You do not need to deinterlace 30p. There's no goddamn interlacing.

Dude, L2encode. 50i/60i is fucking everywhere in lives.

You are wrong on so many different levels

So if you deinterlace 60i to 60p does the deinterlacing software simply guess what two progressive frames would look like?
I was under the impression that 60i was basically a technique to make 30p seem smoother by squeezing in the in-between frames.
Making it look smoother when you're watching, but basically making still look like porridge.

>half of a DIFFERENT frame
So the deinterlacing software magically knows what the otehr half of those frames would look like?

60i is 60i, it's not 30p at all. It throws out half the spatial resolution to double the temporal. Yes, deinterlacing has to interpolate the missing frames. It can do so rather well which IMO makes 60i far superior to 30p for live events.
youtube.com/watch?v=2kwDnk71-ow

It has the line one pixel above, the line one pixel below, and two of the same line only 16.67ms away on either side.

go suck a dick
>This is very specific to video codec technology
>technology
>Sup Forums - Technology
Sup Forums is a general tech board
just because 99% of Sup Forums is windows-vs-apple, apple-vs-android, rate my PC, doesn't mean this thread doesn't belong here.

It is also possible to separate the two interlaced fields and recreate a full frame, with reasonable results.
60p might not be standard in televised productions or recordings thereof, but who cares?

(Yadif) check pixels of previous, current and next frames to re-create the missed field by some local adaptive method (edge-directed interpolation) and uses spatial check to prevent most artifacts.
(nnedi3) takes in a frame, throws away one field, and then interpolates the missing pixels using only information from the kept field. nnedi3 uses a neural network to recreate the missing pixels.

And then there's QTGMC, which uses nnedi3 and motion estimation.

So yes?
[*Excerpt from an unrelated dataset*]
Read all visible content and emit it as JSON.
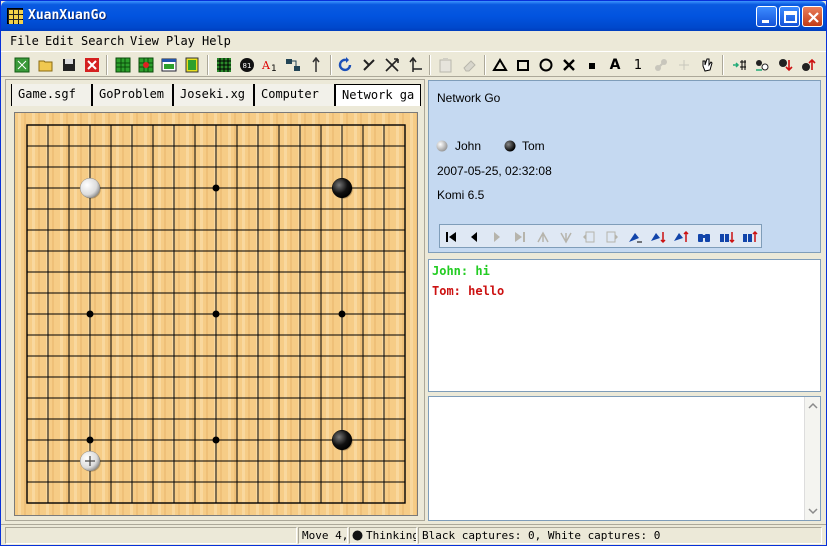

I mean obviously not magically
But that's what it does. Guess them up more or less.

Assmad jew detected.

Do we interlace to save space by making 60 half frames look like 60 whole frames?
And now you want to turn 60 half frames into 60 whole frames because that looks better?

Which has the better result?

Yes, it makes an educated guess as to what's missing.

Interlacing was done for bandwidth reasons, and it may have reduced noticeable flicker on CRTs. We deinterlace because our TVs and monitors are now progressive and we can see the horrible combing.

QTGMC is the best deinterlacer out there.

QTGMC, of course.

I haven't heard of QTGMC until today, but it looks like it might be better than just nnedi3 by itself.

Depending on the settings QTGMC is also slow as hell

My first encode only took 10 days on an X2 5200+.

yadifmod2(mode=1, edeint=nnedi3(field=-2)) should be better for static parts of video.

>10 days
wew

separate your deing and h,265 questions, and choose the best answer from each.

also 60fps 480i is either 30 (or 24!) fps 480p, or 60fps 240p. never 60fps 480p.

i had a p4.
it would take me 15-20hrs to encode a divx/vxid or vcd/svcd to a dvd compliant format.
in hindsight, i probably should've just downloaded the DVDr and bought a couple of dvd-rw's.